David Lomas, global head of BlackRock’s insurance asset management unit, says, “It used to almost be ‘buy your bonds in the morning and relax in the afternoon,’ but insurers are now faced with a far more complex operating environment. This research shows that insurers are having to make a great migration toward private markets to diversify income streams and maintain returns on equity.”

Those complications include a lackluster yield from traditional fixed-income instruments. That is convincing insurers they need to move up the risk spectrum in search of more rewarding returns. Globally, the report says, one in three insurers intends to increase risk exposure during the next three years. Some 68 percent of those are hoping to replace or enhance investment income, while 66 percent point to the diversification benefits their rebalanced portfolios would provide.

Treacy recently traveled to Asia, where he met with a number of insurance companies. Regulations in several of the region’s countries have changed, opening the way for insurers to invest in a broader range of opportunities.

“They’re very interested in real assets,” Treacy remarks, “especially real estate. There was definitely a clear signal that over the next three to seven years you’re going to see a material amount of money flowing across border into real estate.”

Treacy indicated that real estate is a particularly appropriate investment for insurance companies because they have the luxury of a long time horizon, giving them the ability to buy and hold real estate during inevitably down cycles. What’s more, he says, real estate offers them a good hedge against inflation.
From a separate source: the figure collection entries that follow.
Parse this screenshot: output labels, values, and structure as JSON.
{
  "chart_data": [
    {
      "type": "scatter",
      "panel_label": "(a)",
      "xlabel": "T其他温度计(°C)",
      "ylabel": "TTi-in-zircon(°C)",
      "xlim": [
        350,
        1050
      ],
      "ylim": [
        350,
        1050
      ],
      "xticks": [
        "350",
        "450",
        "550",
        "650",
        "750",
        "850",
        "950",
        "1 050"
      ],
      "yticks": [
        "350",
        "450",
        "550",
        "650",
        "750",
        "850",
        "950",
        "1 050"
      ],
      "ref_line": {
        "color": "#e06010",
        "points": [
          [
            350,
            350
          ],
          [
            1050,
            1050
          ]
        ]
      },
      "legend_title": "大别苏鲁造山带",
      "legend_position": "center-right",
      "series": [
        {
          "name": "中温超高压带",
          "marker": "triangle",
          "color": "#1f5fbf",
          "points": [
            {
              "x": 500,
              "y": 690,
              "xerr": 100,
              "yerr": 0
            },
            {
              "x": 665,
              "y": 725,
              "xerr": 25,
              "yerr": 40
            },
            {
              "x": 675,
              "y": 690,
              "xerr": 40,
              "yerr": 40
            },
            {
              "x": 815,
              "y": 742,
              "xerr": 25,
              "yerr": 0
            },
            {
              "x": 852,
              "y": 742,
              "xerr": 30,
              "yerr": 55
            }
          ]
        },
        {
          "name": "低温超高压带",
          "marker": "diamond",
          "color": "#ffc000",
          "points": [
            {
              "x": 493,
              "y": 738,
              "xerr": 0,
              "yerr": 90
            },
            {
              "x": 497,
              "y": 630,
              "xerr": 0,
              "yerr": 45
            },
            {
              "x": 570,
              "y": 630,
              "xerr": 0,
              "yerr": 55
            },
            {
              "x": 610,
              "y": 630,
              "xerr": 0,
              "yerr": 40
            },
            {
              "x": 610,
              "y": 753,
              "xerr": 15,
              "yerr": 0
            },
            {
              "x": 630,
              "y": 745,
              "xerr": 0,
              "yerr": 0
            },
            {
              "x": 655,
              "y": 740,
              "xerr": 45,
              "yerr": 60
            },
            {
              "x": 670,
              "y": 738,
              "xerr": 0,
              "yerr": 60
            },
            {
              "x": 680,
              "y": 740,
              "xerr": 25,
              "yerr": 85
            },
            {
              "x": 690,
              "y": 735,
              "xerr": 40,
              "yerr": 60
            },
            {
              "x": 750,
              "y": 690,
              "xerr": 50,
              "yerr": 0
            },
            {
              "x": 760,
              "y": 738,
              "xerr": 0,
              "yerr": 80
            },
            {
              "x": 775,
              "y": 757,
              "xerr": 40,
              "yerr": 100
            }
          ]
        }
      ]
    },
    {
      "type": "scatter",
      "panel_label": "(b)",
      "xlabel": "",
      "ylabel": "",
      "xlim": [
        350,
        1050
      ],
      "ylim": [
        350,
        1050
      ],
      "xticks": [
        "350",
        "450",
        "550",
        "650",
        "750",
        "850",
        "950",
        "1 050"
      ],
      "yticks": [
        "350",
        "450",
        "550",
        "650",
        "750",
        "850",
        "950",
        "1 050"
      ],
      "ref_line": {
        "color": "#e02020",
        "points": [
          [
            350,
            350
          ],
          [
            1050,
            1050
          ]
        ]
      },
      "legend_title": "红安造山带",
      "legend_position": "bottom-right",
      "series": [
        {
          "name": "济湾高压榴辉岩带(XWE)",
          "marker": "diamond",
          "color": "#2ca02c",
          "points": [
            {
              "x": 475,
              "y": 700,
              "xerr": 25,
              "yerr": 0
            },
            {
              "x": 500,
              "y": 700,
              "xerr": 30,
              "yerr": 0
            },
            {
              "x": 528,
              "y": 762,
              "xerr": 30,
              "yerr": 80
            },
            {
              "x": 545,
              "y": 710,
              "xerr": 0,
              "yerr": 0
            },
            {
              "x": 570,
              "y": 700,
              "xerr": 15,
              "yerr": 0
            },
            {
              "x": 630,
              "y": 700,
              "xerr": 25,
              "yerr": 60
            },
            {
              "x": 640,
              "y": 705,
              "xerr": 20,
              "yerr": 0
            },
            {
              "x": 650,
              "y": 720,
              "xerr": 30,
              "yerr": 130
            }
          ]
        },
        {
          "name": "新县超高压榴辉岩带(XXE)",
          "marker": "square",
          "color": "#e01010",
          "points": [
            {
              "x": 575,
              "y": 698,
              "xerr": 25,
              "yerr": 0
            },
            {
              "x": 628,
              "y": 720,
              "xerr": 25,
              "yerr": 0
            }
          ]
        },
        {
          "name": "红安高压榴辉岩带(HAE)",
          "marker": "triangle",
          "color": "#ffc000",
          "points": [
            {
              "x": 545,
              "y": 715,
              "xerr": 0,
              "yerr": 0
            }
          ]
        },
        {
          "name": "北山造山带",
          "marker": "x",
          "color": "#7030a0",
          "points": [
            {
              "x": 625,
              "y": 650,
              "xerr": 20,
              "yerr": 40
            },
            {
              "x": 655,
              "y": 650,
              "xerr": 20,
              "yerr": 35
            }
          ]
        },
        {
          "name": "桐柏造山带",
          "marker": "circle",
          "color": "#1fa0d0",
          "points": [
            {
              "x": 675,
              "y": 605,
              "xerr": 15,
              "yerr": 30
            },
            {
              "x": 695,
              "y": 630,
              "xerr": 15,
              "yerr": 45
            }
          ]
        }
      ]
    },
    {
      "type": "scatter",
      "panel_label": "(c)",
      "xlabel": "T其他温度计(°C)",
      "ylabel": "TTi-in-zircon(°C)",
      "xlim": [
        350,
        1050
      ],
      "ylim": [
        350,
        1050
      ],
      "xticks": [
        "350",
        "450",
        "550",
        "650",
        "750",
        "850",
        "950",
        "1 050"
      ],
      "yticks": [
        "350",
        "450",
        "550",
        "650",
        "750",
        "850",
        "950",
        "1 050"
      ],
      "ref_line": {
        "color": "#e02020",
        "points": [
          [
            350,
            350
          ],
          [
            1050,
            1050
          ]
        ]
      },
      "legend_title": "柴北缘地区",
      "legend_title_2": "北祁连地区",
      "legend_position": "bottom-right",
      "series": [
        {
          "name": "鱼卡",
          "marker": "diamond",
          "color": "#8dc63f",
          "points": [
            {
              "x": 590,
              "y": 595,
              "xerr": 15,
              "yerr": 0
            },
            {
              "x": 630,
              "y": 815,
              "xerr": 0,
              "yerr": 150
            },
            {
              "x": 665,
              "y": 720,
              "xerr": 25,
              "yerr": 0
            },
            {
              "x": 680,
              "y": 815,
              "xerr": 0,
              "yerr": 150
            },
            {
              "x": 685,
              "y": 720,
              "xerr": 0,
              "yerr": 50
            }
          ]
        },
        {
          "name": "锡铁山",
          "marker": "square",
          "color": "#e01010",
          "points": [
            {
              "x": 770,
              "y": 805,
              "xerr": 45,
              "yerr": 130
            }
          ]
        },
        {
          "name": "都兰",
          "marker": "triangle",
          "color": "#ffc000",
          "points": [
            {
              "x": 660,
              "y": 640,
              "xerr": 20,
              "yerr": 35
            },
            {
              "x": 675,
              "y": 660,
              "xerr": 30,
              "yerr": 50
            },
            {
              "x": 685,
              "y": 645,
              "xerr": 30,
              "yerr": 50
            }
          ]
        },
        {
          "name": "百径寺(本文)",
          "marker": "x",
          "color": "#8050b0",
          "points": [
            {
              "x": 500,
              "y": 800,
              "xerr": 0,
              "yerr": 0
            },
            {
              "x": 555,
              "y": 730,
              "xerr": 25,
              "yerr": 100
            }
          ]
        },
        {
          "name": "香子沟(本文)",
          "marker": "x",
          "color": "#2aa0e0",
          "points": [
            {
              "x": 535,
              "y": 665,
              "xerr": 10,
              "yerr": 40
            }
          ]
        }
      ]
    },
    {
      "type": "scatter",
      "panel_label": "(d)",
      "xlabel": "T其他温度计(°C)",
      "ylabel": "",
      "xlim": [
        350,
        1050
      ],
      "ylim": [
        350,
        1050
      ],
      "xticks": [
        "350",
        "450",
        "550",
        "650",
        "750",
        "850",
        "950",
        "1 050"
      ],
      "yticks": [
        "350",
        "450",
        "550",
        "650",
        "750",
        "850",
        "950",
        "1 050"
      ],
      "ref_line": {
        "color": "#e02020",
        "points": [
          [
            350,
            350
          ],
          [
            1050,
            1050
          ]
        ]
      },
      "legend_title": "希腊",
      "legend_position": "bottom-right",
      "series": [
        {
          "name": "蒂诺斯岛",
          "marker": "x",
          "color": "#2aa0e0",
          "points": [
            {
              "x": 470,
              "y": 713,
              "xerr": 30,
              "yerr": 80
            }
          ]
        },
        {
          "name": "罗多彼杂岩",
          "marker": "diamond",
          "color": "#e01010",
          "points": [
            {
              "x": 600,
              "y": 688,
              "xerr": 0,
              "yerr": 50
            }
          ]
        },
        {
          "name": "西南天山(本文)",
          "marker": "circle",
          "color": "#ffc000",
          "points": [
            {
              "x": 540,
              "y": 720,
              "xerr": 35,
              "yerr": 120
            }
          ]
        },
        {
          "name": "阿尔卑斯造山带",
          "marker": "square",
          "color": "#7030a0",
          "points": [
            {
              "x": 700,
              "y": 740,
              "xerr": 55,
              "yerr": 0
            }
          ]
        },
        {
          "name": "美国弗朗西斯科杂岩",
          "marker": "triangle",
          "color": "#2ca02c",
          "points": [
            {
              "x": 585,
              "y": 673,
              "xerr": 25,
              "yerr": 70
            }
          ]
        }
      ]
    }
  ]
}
Lomas talks in the report about the “level of conviction” CIOs seem to now have toward real estate, real estate debt and infrastructure assets. Insurance executives are far more comfortable than in the past with investing in illiquid private market assets for income, Lomas says.

Three years ago, just 6 percent of insurers had more than 15 percent of their portfolios in private asset classes. That figure has risen to 26 percent today, and in three years, 46 percent of insurers are expected to have more than 15 percent of their portfolios invested in private assets. Some 56 percent of those surveyed strongly agree that private asset investments represent an attractive option, and 50 percent agree that they offer a diversified source of risk and return. Real estate (36 percent) and infrastructure (34 percent) are particularly popular among those planning to increase their exposure to private asset investments.

Treacy writes in the report: “We see them seeking opportunities ranging from properties in hard-hit European peripherals, where values are still around 30–50 percent below their peak, to plays in some Asian markets where long-term growth bodes well for investments.”

Time will tell if the insurers’ parade in this new direction will be marching to a victory song or a dirge.

 

Mike Consol is editor of The Institutional Real Estate Letter – Americas.